Chinese toy brand Pop Mart just hit a $34B market cap, making it bigger than Mattel, Hasbro, and Bandai combined.
But it didn’t get there by fighting for kids’ attention or chasing the next Disney license.
Instead, it built a new category aimed at adults who treat toys like art.
The Bigger Story
Pop Mart’s revenue soared from $25M in 2017 to nearly $1B in 2023 – and as of last month, it became one of China’s hottest stocks.
Driving all this growth is a global subculture orbiting one breakout character: Labubu.
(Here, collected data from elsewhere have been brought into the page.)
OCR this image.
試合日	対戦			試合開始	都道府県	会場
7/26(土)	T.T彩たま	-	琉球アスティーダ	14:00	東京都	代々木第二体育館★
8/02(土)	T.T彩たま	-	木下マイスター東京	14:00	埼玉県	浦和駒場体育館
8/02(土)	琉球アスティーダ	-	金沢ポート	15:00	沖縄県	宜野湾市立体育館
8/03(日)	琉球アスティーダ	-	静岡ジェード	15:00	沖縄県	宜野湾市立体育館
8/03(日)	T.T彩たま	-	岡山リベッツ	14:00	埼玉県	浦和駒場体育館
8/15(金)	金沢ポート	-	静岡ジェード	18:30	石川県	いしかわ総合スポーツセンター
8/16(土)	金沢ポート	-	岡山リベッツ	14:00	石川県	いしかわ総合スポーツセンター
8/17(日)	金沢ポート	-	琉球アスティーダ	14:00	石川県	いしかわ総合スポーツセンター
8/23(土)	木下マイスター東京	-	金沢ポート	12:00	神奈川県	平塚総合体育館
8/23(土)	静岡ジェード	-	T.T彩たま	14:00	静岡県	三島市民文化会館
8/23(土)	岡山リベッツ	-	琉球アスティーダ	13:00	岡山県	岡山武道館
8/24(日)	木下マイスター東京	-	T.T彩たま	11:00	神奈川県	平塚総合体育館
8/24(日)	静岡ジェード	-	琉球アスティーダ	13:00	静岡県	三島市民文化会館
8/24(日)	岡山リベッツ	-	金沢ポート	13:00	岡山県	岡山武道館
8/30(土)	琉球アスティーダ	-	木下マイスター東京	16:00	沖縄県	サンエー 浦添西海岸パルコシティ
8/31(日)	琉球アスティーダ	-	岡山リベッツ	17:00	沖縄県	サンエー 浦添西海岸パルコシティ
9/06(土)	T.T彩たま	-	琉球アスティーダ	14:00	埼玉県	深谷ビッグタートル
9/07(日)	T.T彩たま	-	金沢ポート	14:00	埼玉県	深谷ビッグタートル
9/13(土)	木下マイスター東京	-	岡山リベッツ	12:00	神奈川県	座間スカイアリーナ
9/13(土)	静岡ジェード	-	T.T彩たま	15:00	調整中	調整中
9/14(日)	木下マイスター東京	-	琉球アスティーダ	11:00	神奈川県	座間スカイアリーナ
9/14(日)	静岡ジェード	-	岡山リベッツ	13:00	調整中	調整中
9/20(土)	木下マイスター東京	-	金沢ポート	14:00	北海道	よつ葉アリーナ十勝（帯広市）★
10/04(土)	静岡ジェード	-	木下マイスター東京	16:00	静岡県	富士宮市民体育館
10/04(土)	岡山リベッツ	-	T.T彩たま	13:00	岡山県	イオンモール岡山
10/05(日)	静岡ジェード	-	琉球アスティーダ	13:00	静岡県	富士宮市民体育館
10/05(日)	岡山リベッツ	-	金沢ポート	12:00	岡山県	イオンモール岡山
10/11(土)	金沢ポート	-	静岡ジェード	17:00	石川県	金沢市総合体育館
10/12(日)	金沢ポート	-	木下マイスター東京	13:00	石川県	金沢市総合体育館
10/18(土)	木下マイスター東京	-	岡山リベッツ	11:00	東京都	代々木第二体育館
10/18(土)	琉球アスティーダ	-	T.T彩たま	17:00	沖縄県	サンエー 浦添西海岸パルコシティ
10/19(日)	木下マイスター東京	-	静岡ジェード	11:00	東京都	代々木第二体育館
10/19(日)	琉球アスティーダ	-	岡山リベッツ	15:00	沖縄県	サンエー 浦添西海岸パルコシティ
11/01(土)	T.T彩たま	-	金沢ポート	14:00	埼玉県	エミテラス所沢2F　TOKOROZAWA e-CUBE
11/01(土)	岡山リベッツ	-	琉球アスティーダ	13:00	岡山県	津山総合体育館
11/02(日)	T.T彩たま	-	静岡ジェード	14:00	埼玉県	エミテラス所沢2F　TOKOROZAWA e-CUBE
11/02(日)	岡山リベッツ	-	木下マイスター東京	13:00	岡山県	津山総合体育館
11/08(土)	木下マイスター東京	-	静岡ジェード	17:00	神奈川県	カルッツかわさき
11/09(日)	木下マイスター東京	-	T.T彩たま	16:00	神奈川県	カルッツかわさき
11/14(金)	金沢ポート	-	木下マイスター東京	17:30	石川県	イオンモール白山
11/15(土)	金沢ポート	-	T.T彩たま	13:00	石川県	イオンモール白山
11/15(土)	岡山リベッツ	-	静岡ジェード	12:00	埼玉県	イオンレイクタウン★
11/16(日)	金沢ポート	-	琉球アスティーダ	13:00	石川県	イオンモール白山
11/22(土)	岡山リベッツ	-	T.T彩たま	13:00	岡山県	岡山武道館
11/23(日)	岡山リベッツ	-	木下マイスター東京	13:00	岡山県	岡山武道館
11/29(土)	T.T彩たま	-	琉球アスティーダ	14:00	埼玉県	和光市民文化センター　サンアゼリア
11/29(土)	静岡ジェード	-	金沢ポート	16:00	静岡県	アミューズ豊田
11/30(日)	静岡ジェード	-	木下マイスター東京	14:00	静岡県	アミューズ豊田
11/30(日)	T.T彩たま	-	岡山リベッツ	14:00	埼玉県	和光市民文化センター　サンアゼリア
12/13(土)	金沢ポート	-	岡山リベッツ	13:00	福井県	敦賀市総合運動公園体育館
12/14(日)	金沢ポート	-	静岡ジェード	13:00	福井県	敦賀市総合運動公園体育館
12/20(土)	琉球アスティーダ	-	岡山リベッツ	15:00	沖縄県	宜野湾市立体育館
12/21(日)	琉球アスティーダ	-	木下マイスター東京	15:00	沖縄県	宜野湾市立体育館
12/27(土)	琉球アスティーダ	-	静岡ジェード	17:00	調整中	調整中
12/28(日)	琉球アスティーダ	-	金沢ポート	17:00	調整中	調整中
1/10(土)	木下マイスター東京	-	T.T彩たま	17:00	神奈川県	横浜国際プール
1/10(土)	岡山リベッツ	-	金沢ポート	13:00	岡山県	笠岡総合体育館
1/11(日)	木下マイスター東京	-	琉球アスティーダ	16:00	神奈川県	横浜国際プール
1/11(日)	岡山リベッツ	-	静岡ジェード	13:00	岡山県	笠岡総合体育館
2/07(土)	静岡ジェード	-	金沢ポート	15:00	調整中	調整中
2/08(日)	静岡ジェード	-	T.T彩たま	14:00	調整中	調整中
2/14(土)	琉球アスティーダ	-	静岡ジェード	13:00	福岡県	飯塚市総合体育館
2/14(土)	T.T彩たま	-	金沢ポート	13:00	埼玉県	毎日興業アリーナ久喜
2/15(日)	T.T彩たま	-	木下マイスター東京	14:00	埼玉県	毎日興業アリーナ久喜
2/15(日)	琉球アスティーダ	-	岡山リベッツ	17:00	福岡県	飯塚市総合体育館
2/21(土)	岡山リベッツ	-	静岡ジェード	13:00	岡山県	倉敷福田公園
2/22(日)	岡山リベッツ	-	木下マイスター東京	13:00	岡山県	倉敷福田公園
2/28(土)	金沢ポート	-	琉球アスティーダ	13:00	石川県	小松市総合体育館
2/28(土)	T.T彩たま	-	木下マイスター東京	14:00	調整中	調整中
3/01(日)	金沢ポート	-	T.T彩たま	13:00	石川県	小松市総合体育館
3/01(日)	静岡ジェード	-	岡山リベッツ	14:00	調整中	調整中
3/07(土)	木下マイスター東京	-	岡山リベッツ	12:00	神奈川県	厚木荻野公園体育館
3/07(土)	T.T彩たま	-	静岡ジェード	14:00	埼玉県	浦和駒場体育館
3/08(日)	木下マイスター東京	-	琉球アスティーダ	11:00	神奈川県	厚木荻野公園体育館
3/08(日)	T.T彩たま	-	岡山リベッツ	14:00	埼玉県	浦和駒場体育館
Never heard of it? Here’s the rundown 👇
- Labubu is a goblin-like plushie with sharp teeth and big eyes.
- It’s sparked a global frenzy – fans queue for hours to snag new drops.
- Rare editions resell for thousands, with some fetching five-figure prices.
- Celebrities like Rihanna and Dua Lipa have been photographed carrying them.
In other words, Labubu has become the centerpiece of the new “kidult” wave – collectibles treated as fashion, décor, and social currency.
So What Underlies Toy Mart’s Success?
Five smart plays that helped them bypass the competition:
1. The blind‑box gamble – You pay $15-20 for a sealed pack without knowing which figure is inside. Maybe it’s common. Maybe it’s the 1-in-144 special edition. That uncertainty turns shopping into an addiction, with collectors buying entire cases chasing rare pulls.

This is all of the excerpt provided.